Regardless of whether the manufacturer’s proposal was “apparently innocent conduct” that lacks any “vicious will,” the Pfizer court found that the AKS does not allow an exception in a case such as this, and ruled in favor of the OIG. This result, however, does clarify a few areas. First, the matter underscores the extreme sensitivity of the OIG to prescription drug pricing issues, as the proposed program effectively would remove potential disincentives to manufacturer price increases. Second, the AKS’s “knowing and willful” requirement continues to produce a variety of judicial interpretations. Third, from a defense perspective, it is critical to consider the procedural setting in which such “intent” decisions are issued (here, a declaratory judgment action seeking a finding of “good” intent) when considering those scienter formulations. Cf, United States ex rel. Nicholson v. Medcom Carolinas, Inc., 42 F.4th 185 (4th Cir. 2022) (presuming that commission based compensation violates the AKS, while affirming dismissal for failure to plead fraud with the requisite particularity); United States v. Mallory, 988 F.3d 730, 738 (4th Cir. 2021) (rejecting argument that commission-based compensation is per se legal under the AKS). Defendants in actual litigation may fare better.
Finally, the decision highlights a current conundrum with respect to modern drug development. As manufacturers increasingly bring to market products indicated for smaller breakthrough populations, the ability to amortize development costs and price the products affordably in light of government and commercial insurance benefit designs is becoming more challenging. That dynamic likely motivated the manufacturer here, and the OIG in its response to the manufacturer.
The manufacturer here is not, and will not, be the only one to face these challenges. As reported by CNN, another manufacturer has developed a breakthrough drug designed to treat amyotrophic lateral sclerosis, more commonly known as ALS or Lou Gehrig’s Disease. This condition affects an even smaller population than ATTR-CM, and this new treatment, recently approved by the FDA, is expected to have a list price of $158,000 per year. The manufacturer is already anticipating “provid[ing] financial assistance … for uninsured and underinsured people who meet certain criteria.” Just this month, however, in another advisory opinion, the OIG reiterated the principle that manufacturer specific funding is suspect under the anti-kickback statute in a negative advisory opinion relating to an oncology drug cost sharing support program. Given the result in Pfizer and OIG guidance related to the AKS, manufacturers will have to carefully structure any cost-sharing programs to avoid running afoul of the AKS and attendant OIG guidance.

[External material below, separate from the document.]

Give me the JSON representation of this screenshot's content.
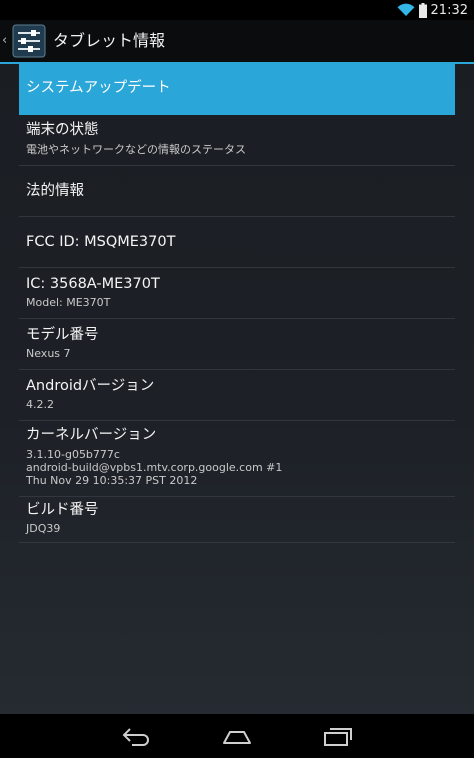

Ultimately, the law as it stands makes it a violation of an anti-corruption statute for a drug manufacturer to cover the copay of Medicare beneficiaries in order to make a life-saving drug more affordable. The tension here between a regulatory regime designed to both improve the quality of patient care while protecting the taxpayers from excessive costs is reminiscent of Oliver Twist: If the law supposes that, the law is an ass.
But there may be a light at the end of the tunnel for the beneficiaries, if not the manufacturers. As part of the recent Inflation Reduction Act (“IRA”), Congress enacted significant Medicare Part D benefit design reforms. Under those reforms, effective in 2024, Medicare Part D beneficiaries’ overall Part D cost sharing will be capped at $2,000 per year. Although this does not “cure” the legal issue here, it will “treat” the practical issue by significantly reducing out of pocket costs for Part D beneficiaries.